No.11999 - 2005/06/05(Sun) 20:35:58

Re: 今週の蒼天<風靡の才> / moto [九州]
初めまして。私はこの魏諷の乱、
敢えてあっけなく終わらせたように思えます。
劉曄をはじめとした魏の治安警察の周到さ、
曹丕の苛烈な決意を表すには良い結末だったと感じます。
もう一点面白い思ったのは、この物語の主人公である曹操がこの一連の騒動に全く関与していない点です。それどころか曹操は魏諷という人間を個人として認識することはありませんでした。曹操が孔明を認識出来ないように、孔明の放った魏諷を見ることは出来なかったのでしょうか?

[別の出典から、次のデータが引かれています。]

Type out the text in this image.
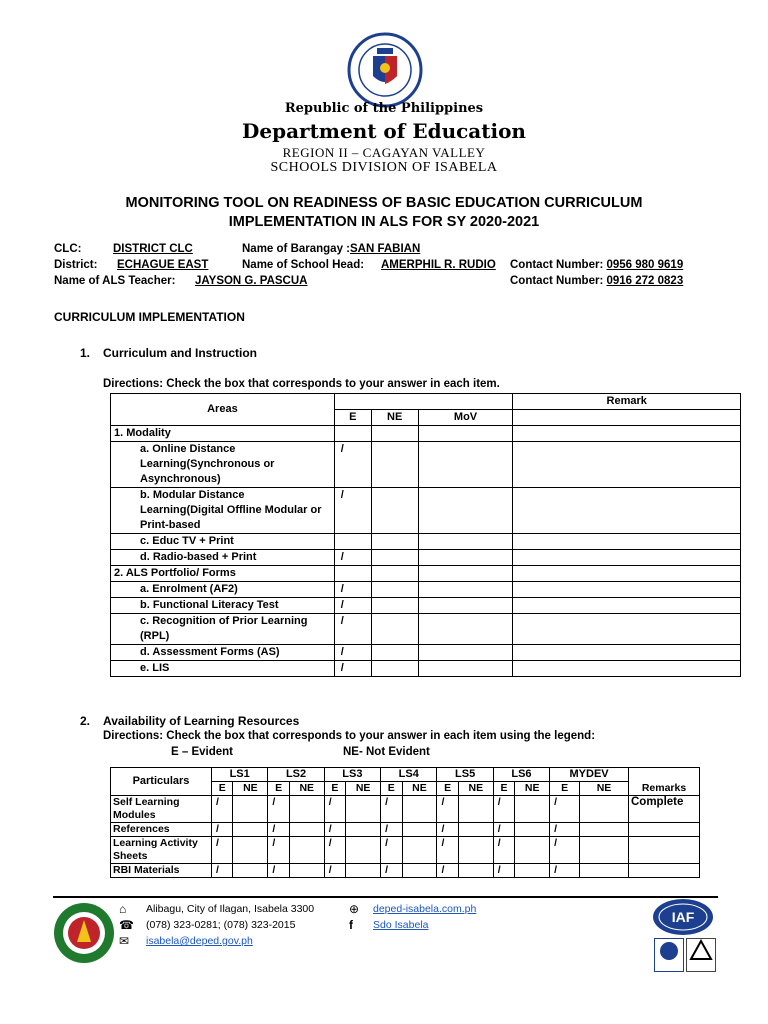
Republic of the Philippines
Department of Education
REGION II – CAGAYAN VALLEY
SCHOOLS DIVISION OF ISABELA
MONITORING TOOL ON READINESS OF BASIC EDUCATION CURRICULUM
IMPLEMENTATION IN ALS FOR SY 2020-2021
CLC:	DISTRICT CLC	Name of Barangay :SAN FABIAN
District: ECHAGUE EAST	Name of School Head: AMERPHIL R. RUDIO Contact Number: 0956 980 9619
Name of ALS Teacher: JAYSON G. PASCUA	Contact Number: 0916 272 0823
CURRICULUM IMPLEMENTATION
1. Curriculum and Instruction
Directions: Check the box that corresponds to your answer in each item.
Areas				Remark
	E	NE	MoV	
1. Modality				
a. Online Distance Learning(Synchronous or Asynchronous)	/			
b. Modular Distance Learning(Digital Offline Modular or Print-based	/			
c. Educ TV + Print				
d. Radio-based + Print	/			
2. ALS Portfolio/ Forms				
a. Enrolment (AF2)	/			
b. Functional Literacy Test	/			
c. Recognition of Prior Learning (RPL)	/			
d. Assessment Forms (AS)	/			
e. LIS	/			
2. Availability of Learning Resources
Directions: Check the box that corresponds to your answer in each item using the legend:
E – Evident	NE- Not Evident
Particulars	LS1		LS2		LS3		LS4		LS5		LS6		MYDEV		Remarks
	E	NE	E	NE	E	NE	E	NE	E	NE	E	NE	E	NE	
Self Learning Modules	/		/		/		/		/		/		/		Complete
References	/		/		/		/		/		/		/		
Learning Activity Sheets	/		/		/		/		/		/		/		
RBI Materials	/		/		/		/		/		/		/		
⌂
☎
✉
Alibagu, City of Ilagan, Isabela 3300
(078) 323-0281; (078) 323-2015
isabela@deped.gov.ph
⊕
f
deped-isabela.com.ph
Sdo Isabela	IAF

No.12000 - 2005/06/07(Tue) 12:11:16
(No Subject) / 蒼天航路、蒼天航路。 [関東]
なんか、蒼天航路が 終わってしまったら、
俺は、リアルタイムで ナムコの三国志とか
やってたあの頃、「三国志」というものに出会って、
憧れながら抱いてきた その「世界」が、
ストップしてしまったような気分になるだろう。
多分、俺は、「蒼天航路」は
「三国志の事実」だと言われたら、すんなり
受け入れられる 「世界」だ。
蒼天航路のカラーに、気づいたら染まりたい
と思う自分が、確かにいました。
今、武論尊原作の、もう1つの三国志を読んでますが、
う-ん・・・、面白いけど、
「事実」に思えない・・・。
面白いんですよ、ストーリーとか。
でも、違和感を感じてしまう。
蒼天航路 終わっちゃったら、どうしよ。
ないんだよな-、この「世界」に変わるものが・・・
夏侯淵の最期で、俺は 「危機感」を強く感じた。
やばいな、終わっちゃったら・・・。
俺の中で、穴が空いてしまい、スースーするのが
怖いので、毎週、毎週、
連載が 気になりすぎ!
もう、夜中3時に コンビ二行って読んでます。